Despite a U.S. Supreme Court ruling against having a citizenship question on the 2020 Census, Acting U.S. Citizenship and Immigration Services Director Ken Cuccinelli said he thinks the Trump administration will find a way to include it.

"I do think so," he told "Fox News Sunday" when asked by guest host Dana Perino, adding that Trump had "expressed determination" to ask respondents if they were U.S. citizens.

"He's noted that the Supreme Court didn't say this can't be asked," Cuccinelli said of the question. "They said that they didn't appreciate the process by which it came forward the first time."

Trump, he said, "is determined to fix that."

The Trump administration had attempted to include the question on the grounds that it would help uphold the Voting Rights Act, but the Supreme Court ruled 5-4 against including it, noting that the ruling left an opening for a different legal justification.

On Friday, Trump floated the notion of using an executive order to attach the question, but the American Civil Liberties Union immediately moved to block the idea.

"The question's inclusion intentionally discriminates against immigrants and thwarts the constitutional mandate to accurately count the U.S. population," The ACLU said in a statement about the effort to include a citizenship question on the census form.

On Sunday evening the U.S. Department of Justice (DOJ) announced it was changing its legal team and indicated that it plans more court action.

"As will be reflected in filings tomorrow in the census-related cases, the Department of Justice is shifting these matters to a new team of Civil Division lawyers going forward," DOJ spokeswoman Kerri Kupec told a Huffington Post reporter. "Since these cases began, the lawyers representing the United States in these cases have given countless hours to defending the Commerce Department and have consistently demonstrated the highest professionalism, integrity, and skill inside and outside the courtroom. The Attorney General appreciates that service, thanks them for their work on these important matters, and is confident that the new team will carry on in the same exemplary fashion as the cases progress."

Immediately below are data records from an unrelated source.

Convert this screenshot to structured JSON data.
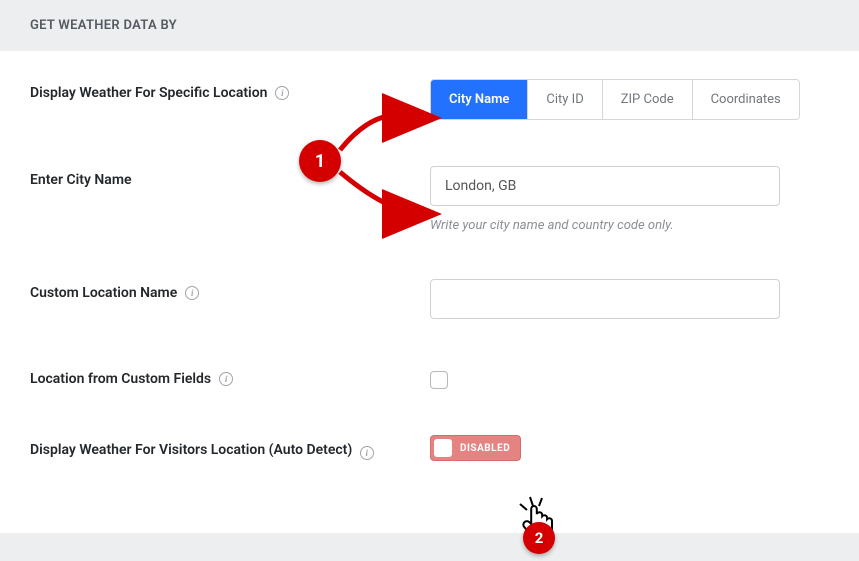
{
  "header": {
    "title": "GET WEATHER DATA BY"
  },
  "fields": {
    "specific_location": {
      "label": "Display Weather For Specific Location",
      "tabs": [
        "City Name",
        "City ID",
        "ZIP Code",
        "Coordinates"
      ],
      "active": 0
    },
    "city_name": {
      "label": "Enter City Name",
      "value": "London, GB",
      "hint": "Write your city name and country code only."
    },
    "custom_location": {
      "label": "Custom Location Name",
      "value": ""
    },
    "from_custom_fields": {
      "label": "Location from Custom Fields",
      "checked": false
    },
    "visitor_location": {
      "label": "Display Weather For Visitors Location (Auto Detect)",
      "state_label": "DISABLED",
      "enabled": false
    }
  },
  "annotations": {
    "badge1": "1",
    "badge2": "2",
    "colors": {
      "badge": "#d40000",
      "arrow": "#d40000"
    }
  }
}
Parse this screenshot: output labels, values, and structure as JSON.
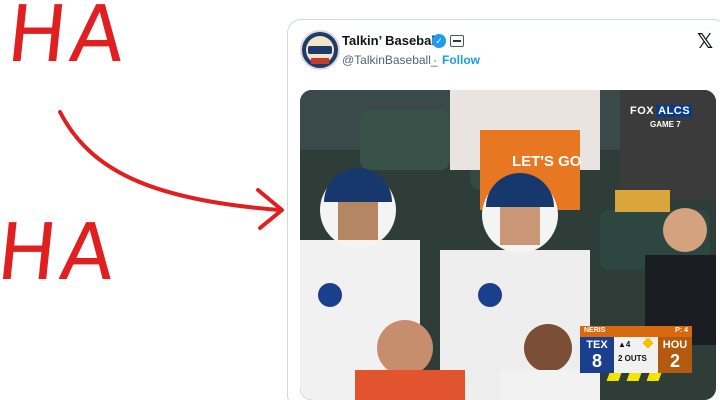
{
  "doodle": {
    "top_text": "HA",
    "bottom_text": "HA",
    "ink_color": "#e02020"
  },
  "tweet": {
    "author_name": "Talkin’ Baseball",
    "handle": "@TalkinBaseball_",
    "separator": "·",
    "follow_label": "Follow",
    "verified": true,
    "platform_icon": "x-logo",
    "brand_color": "#1d9bf0"
  },
  "media": {
    "broadcast": {
      "network": "FOX",
      "league": "ALCS",
      "game_label": "GAME 7"
    },
    "sign_text": "LET'S GO",
    "scoreboard": {
      "batter": "NERIS",
      "pitch_count": "P: 4",
      "away_team": "TEX",
      "away_score": "8",
      "home_team": "HOU",
      "home_score": "2",
      "inning": "▲4",
      "outs": "2 OUTS"
    }
  }
}
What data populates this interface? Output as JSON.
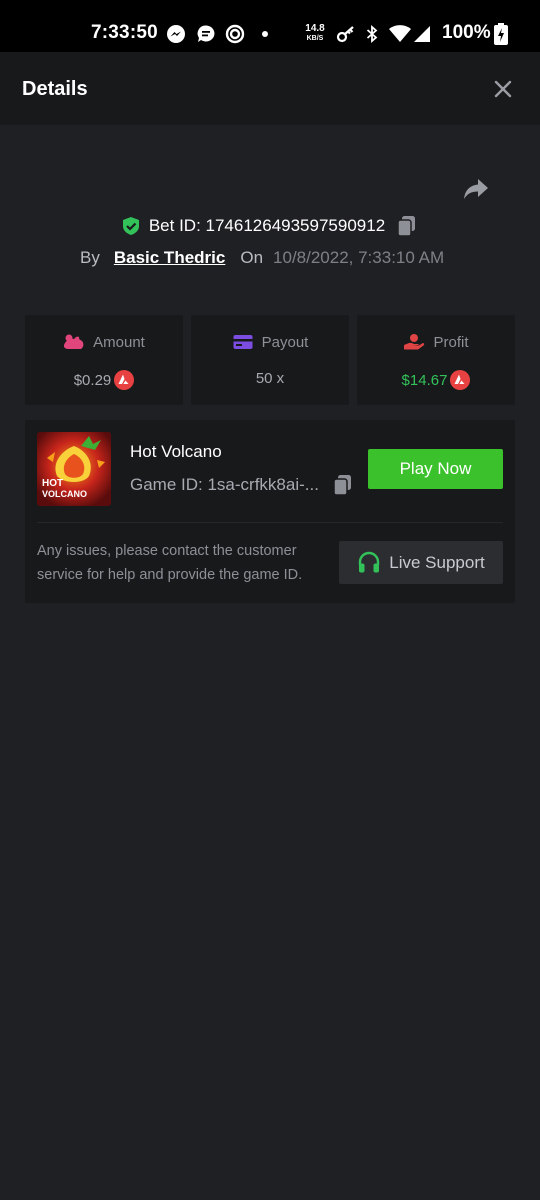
{
  "status_bar": {
    "time": "7:33:50",
    "net_speed": "14.8",
    "net_unit": "KB/S",
    "battery": "100%",
    "icons": [
      "messenger-icon",
      "chat-icon",
      "app-icon",
      "dot-icon",
      "key-icon",
      "bluetooth-icon",
      "wifi-icon",
      "signal-icon",
      "battery-charging-icon"
    ]
  },
  "header": {
    "title": "Details",
    "close_icon": "close-icon"
  },
  "bet": {
    "share_icon": "share-icon",
    "verified_icon": "shield-check-icon",
    "id_text": "Bet ID: 1746126493597590912",
    "copy_icon": "copy-icon",
    "by_label": "By",
    "user": "Basic Thedric",
    "on_label": "On",
    "date": "10/8/2022, 7:33:10 AM"
  },
  "stats": [
    {
      "label": "Amount",
      "value": "$0.29",
      "icon": "amount-icon",
      "coin_icon": "avax-coin-icon",
      "icon_color": "#e0457b"
    },
    {
      "label": "Payout",
      "value": "50 x",
      "icon": "card-icon",
      "icon_color": "#7b4de0"
    },
    {
      "label": "Profit",
      "value": "$14.67",
      "icon": "profit-icon",
      "coin_icon": "avax-coin-icon",
      "icon_color": "#e04444"
    }
  ],
  "game": {
    "thumb_text_1": "HOT",
    "thumb_text_2": "VOLCANO",
    "title": "Hot Volcano",
    "game_id": "Game ID: 1sa-crfkk8ai-...",
    "copy_icon": "copy-icon",
    "play_label": "Play Now",
    "support_text": "Any issues, please contact the customer service for help and provide the game ID.",
    "support_label": "Live Support",
    "support_icon": "headset-icon"
  },
  "colors": {
    "background": "#1f2023",
    "card": "#18191b",
    "accent_green": "#3ac12b",
    "profit_green": "#33c25a",
    "coin_red": "#e84142"
  }
}
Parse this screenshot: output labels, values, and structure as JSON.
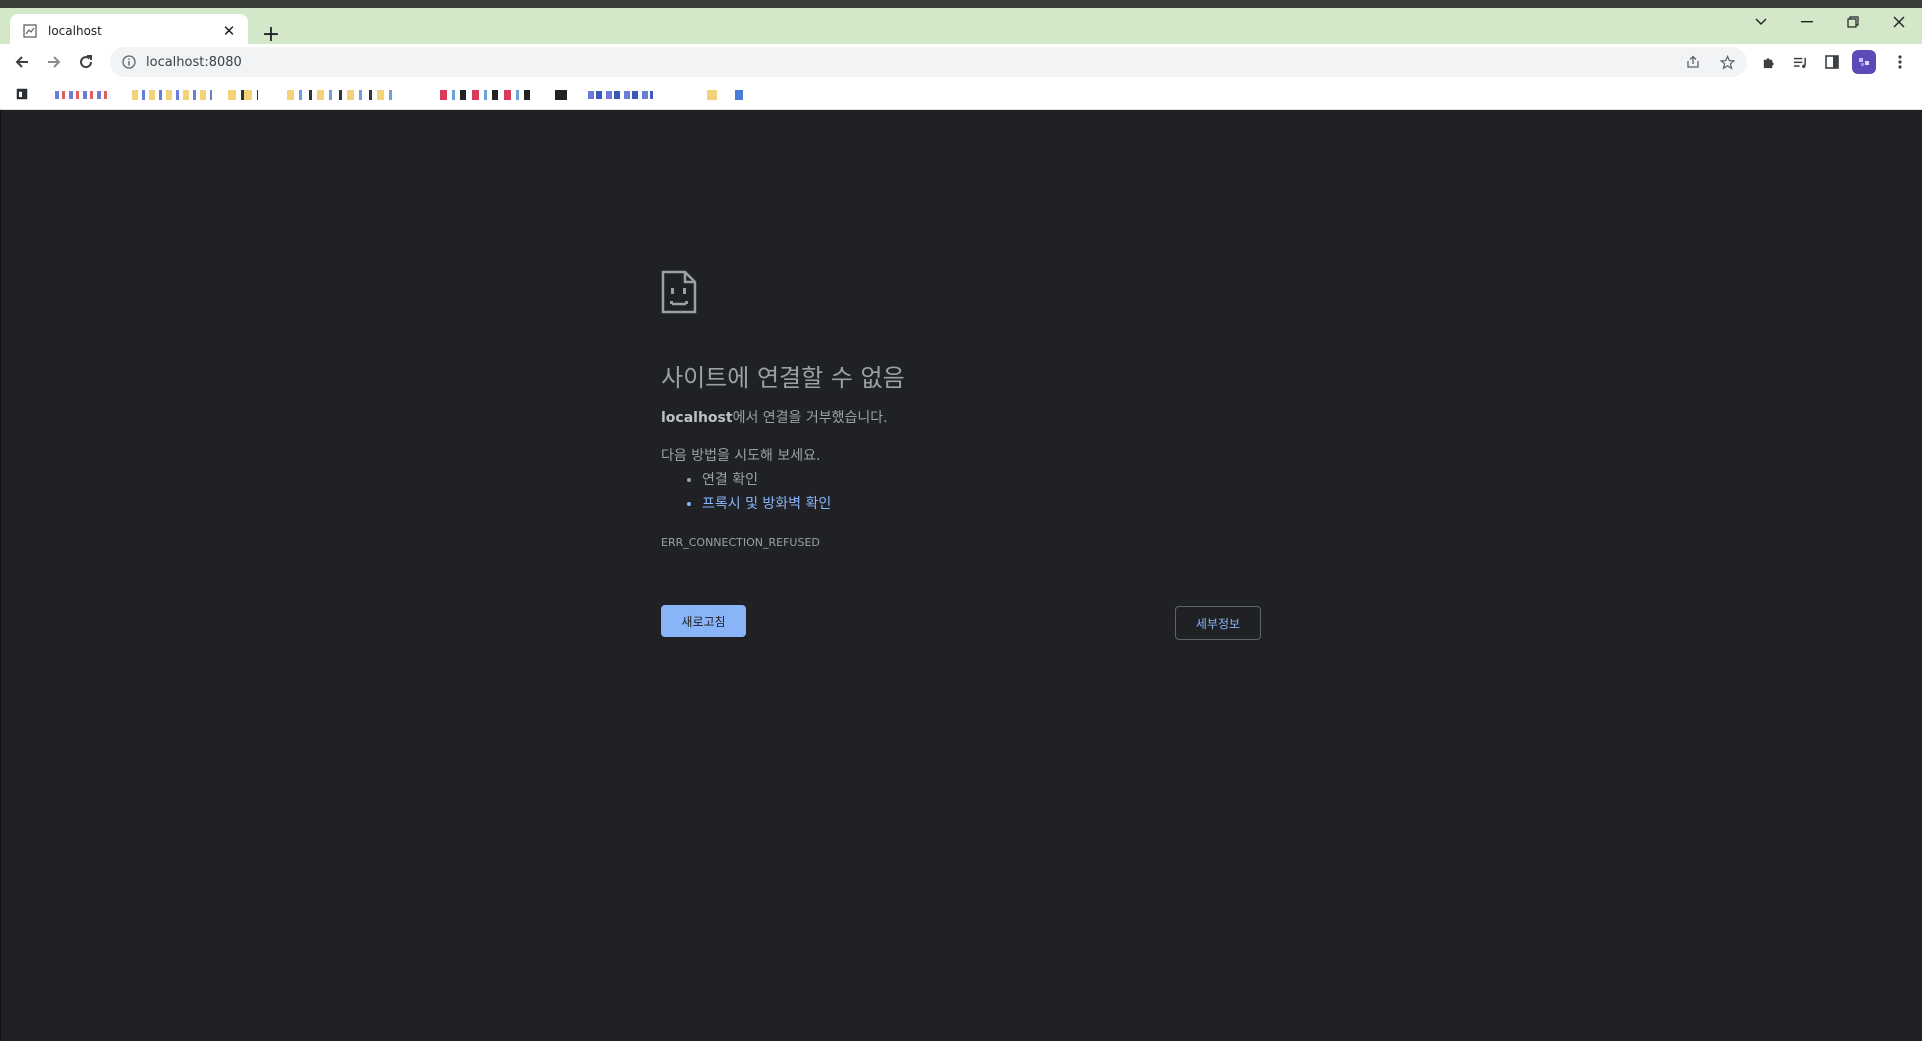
{
  "browser": {
    "tab": {
      "title": "localhost"
    },
    "url": "localhost:8080"
  },
  "error_page": {
    "title": "사이트에 연결할 수 없음",
    "host": "localhost",
    "description_suffix": "에서 연결을 거부했습니다.",
    "try_intro": "다음 방법을 시도해 보세요.",
    "suggestions": [
      {
        "label": "연결 확인"
      },
      {
        "label": "프록시 및 방화벽 확인"
      }
    ],
    "error_code": "ERR_CONNECTION_REFUSED",
    "reload_label": "새로고침",
    "details_label": "세부정보"
  },
  "colors": {
    "page_background": "#202124",
    "tab_strip": "#d3e8c8",
    "primary_button": "#8ab4f8",
    "link": "#8ab4f8",
    "text": "#9aa0a6"
  }
}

On "Face the Nation," also on Sunday morning, Cuccinelli did not address the question of discrimination against Latinos and immigrants. Speaking in the context of immigration, he merely said the data would not be used to target individuals.

Pointing out that the census is used "to gather an awful lot of information," he emphasized that it would be on an "aggregated basis," not individually.

"Will my agency or other agencies see a person who says, 'No, I'm not a citizen, and their name and address and so forth,' that's taken on an aggregated basis," he said. "That's not individualized data that comes to us."

Nonetheless, the specter of a citizen question on the census could deter participation by immigrants and Latinos, according to the government's own data.

This could reduce the count by up to 6.5 million, an undercount that could drastically affect allocation of basic government services, including congressional representation, to those communities. Opponents to the question said this was the goal -- to undercount immigrants by reducing the number of responses.